近況

 週刊新潮の書評欄で、中江有里さんが拙著を取り上げてくださっています。ありがとうございます。

www.bookbang.jp

 また、京都新聞にもインタビュー記事が出ました。もとからよく知っている広瀬一隆さんが聞き手だったので、自分としてはいつもより踏み込んだことを話になっていると思います。

 これで取材はひととおり終わりました。なんだか思ったより大変でした。被害体験についていろいろと尋ねられると、過去に引っ張られる感じがします。それに抵抗しようと、やたら前向きに今の仕事を頑張ろうとするので、過去と未来で綱引きをしている状態になりました。いつもより疲れやすくなってしまいました。そのうえ、取材によっては「言ってないこと」が原稿に書いてあると感じることもありました。

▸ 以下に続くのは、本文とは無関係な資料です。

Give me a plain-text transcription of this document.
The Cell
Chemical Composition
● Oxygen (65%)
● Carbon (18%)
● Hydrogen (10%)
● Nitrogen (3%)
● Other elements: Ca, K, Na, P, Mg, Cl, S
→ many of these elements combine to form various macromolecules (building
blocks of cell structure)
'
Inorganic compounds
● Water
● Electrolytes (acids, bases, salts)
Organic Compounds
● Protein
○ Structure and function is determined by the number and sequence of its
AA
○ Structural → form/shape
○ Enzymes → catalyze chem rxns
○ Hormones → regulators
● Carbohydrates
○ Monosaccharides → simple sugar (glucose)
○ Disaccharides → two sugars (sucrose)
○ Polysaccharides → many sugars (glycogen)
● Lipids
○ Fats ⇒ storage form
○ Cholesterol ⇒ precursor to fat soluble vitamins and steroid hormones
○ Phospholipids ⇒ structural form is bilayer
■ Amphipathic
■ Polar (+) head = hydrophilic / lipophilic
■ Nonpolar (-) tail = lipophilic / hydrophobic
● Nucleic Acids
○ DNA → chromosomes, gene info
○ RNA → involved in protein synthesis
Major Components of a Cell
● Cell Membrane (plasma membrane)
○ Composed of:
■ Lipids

「かわいそうな被害者が社会を変えるために立ち上がる」というストーリーに押し込められたようで、げんなりしました。私の本は、そういう第三者の態度を批判しているだけに、「せっかく書いたのになにも伝わらなかった」という虚無感がありました。さすがに「ウゲっ」となる体験でした。他方、私は研究者でもあり、インタビューをする側にもなるので「他山の石」にしたいと思っています。

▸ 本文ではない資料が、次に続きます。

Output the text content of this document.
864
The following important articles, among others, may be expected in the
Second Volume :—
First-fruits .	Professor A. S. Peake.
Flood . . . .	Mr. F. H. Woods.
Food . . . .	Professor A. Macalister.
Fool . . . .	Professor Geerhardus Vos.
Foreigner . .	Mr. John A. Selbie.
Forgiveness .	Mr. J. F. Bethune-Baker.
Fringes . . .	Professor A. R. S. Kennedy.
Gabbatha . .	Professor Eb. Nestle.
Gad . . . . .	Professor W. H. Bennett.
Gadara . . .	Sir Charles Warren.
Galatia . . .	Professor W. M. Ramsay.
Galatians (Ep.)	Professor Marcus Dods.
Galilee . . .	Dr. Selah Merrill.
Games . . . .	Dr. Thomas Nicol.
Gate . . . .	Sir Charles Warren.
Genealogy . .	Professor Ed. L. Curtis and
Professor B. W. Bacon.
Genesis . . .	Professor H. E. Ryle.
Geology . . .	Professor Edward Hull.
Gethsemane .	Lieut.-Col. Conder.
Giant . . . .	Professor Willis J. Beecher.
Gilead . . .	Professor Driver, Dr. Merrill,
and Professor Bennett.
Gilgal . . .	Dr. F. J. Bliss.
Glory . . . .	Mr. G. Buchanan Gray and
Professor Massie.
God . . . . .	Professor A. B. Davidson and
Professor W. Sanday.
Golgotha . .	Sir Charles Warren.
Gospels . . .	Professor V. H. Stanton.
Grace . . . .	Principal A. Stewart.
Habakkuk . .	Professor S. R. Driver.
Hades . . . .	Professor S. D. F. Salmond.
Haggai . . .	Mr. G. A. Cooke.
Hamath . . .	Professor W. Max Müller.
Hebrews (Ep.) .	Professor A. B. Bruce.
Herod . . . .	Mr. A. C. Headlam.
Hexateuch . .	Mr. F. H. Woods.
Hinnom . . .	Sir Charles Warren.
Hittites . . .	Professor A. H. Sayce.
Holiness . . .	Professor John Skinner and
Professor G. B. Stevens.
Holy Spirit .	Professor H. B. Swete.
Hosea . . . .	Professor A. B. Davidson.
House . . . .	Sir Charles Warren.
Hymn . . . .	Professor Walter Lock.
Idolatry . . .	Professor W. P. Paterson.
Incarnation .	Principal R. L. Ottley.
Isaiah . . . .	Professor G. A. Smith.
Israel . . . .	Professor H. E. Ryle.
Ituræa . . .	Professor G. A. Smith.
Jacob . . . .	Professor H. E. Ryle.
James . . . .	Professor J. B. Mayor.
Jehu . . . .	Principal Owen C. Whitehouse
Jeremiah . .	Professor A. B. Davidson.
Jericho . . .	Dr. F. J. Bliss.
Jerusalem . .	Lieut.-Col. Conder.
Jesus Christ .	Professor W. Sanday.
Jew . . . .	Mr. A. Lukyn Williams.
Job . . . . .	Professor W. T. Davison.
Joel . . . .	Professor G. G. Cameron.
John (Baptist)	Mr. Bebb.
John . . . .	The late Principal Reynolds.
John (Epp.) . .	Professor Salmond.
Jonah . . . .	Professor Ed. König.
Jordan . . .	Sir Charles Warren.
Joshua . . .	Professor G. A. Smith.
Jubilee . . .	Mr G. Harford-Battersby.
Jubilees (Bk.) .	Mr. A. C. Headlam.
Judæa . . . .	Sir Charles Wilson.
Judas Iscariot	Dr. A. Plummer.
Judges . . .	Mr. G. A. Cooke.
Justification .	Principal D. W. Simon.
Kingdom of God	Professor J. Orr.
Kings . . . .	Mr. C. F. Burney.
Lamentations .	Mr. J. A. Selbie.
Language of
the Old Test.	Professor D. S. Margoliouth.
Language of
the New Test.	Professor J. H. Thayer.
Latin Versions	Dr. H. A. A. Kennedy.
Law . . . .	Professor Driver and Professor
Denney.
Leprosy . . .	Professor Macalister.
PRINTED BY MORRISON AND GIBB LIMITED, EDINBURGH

 一部のジャーナリストが「かわいそうな被害者」ばかりを取り上げたがる件は、いまの社会で起きていることにもつながっているとは思います。SWASHからAV新法についての共同声明が出ています。詳しくこの件について書きませんが、以下に尽きると思います。

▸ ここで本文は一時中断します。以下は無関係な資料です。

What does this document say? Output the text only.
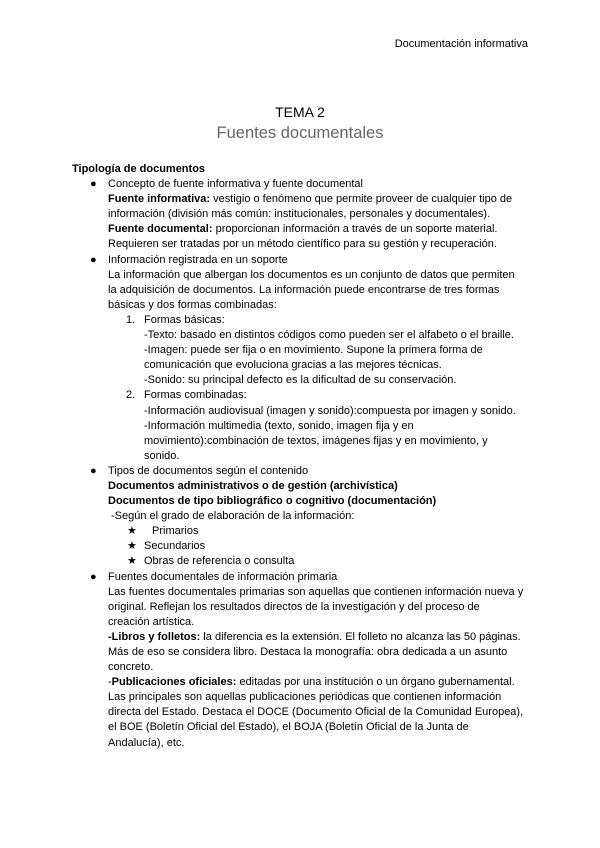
Documentación informativa
TEMA 2
Fuentes documentales
Tipología de documentos
● Concepto de fuente informativa y fuente documental
Fuente informativa: vestigio o fenómeno que permite proveer de cualquier tipo de
información (división más común: institucionales, personales y documentales).
Fuente documental: proporcionan información a través de un soporte material.
Requieren ser tratadas por un método científico para su gestión y recuperación.
● Información registrada en un soporte
La información que albergan los documentos es un conjunto de datos que permiten
la adquisición de documentos. La información puede encontrarse de tres formas
básicas y dos formas combinadas:
1. Formas básicas:
-Texto: basado en distintos códigos como pueden ser el alfabeto o el braille.
-Imagen: puede ser fija o en movimiento. Supone la primera forma de
comunicación que evoluciona gracias a las mejores técnicas.
-Sonido: su principal defecto es la dificultad de su conservación.
2. Formas combinadas:
-Información audiovisual (imagen y sonido):compuesta por imagen y sonido.
-Información multimedia (texto, sonido, imagen fija y en
movimiento):combinación de textos, imágenes fijas y en movimiento, y
sonido.
● Tipos de documentos según el contenido
Documentos administrativos o de gestión (archivística)
Documentos de tipo bibliográfico o cognitivo (documentación)
-Según el grado de elaboración de la información:
★ Primarios
★ Secundarios
★ Obras de referencia o consulta
● Fuentes documentales de información primaria
Las fuentes documentales primarias son aquellas que contienen información nueva y
original. Reflejan los resultados directos de la investigación y del proceso de
creación artística.
-Libros y folletos: la diferencia es la extensión. El folleto no alcanza las 50 páginas.
Más de eso se considera libro. Destaca la monografía: obra dedicada a un asunto
concreto.
-Publicaciones oficiales: editadas por una institución o un órgano gubernamental.
Las principales son aquellas publicaciones periódicas que contienen información
directa del Estado. Destaca el DOCE (Documento Oficial de la Comunidad Europea),
el BOE (Boletín Oficial del Estado), el BOJA (Boletín Oficial de la Junta de
Andalucía), etc.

したがって、障害や性被害経験を有するか否かなど、個々のアイデンティティや経験を就労の際の条件とすることは、人権侵害であり、決して許されません。個々人は自分の人生を自分で選択する権利を有しています。その権利が侵害され被害にあったり差別経験を持ったからといって、その力を、その権利を失ったわけではありません。  私たちはそれぞれの経験を生き抜き、ここに存在しています。 そして、自らの人生を自分で選ぶなかで人生の過程に危険が伴う時には、その危険から身を守るための権利を有しており、それを主張することが正当なことだと確信しています  

swashweb.net

 まずは声を聴くことです。あんなに性暴力被害者に対して「声をあげてほしい」と言うのに、実際に性産業で働いている人たちの声を聴かないという姿勢を示す支援者は、ダブルスタンダードに陥っているのだと思います。10年前に、すでに性産業で働く性暴力被害者に対する調査は実施されました。そのなかでも、当事者の声は多様であり、一つにはまとまりません。

font-da.hatenablog.jp

 聞き心地の良い、自分の価値と一致する声だけを「本当の当事者の声」だとすることに私は抵抗してきたし、これからも一貫してその態度を取ると思います。ときには、私には受け入れ難い話をする当事者もいます。私に対して不当だと思うことを言う当事者もいます。でも、それは「当事者の声」でしかありません。すべての当事者の声を「なかったこと」にしないでほしいと思っています。

**追記

 今気づきましたが、一部のフェミニストの法律家、法学者の人たちも、AV成立を求めて声明を出しています。セックスワークについての考えや、賛同理由は私とは違いますが、結論は一致しているようです。私は性の問題に対する法の力の働きを強めることには慎重な立場ですが、立法では専門家による議論が不可欠ですので、このような動きが出たことはよかったと思っています。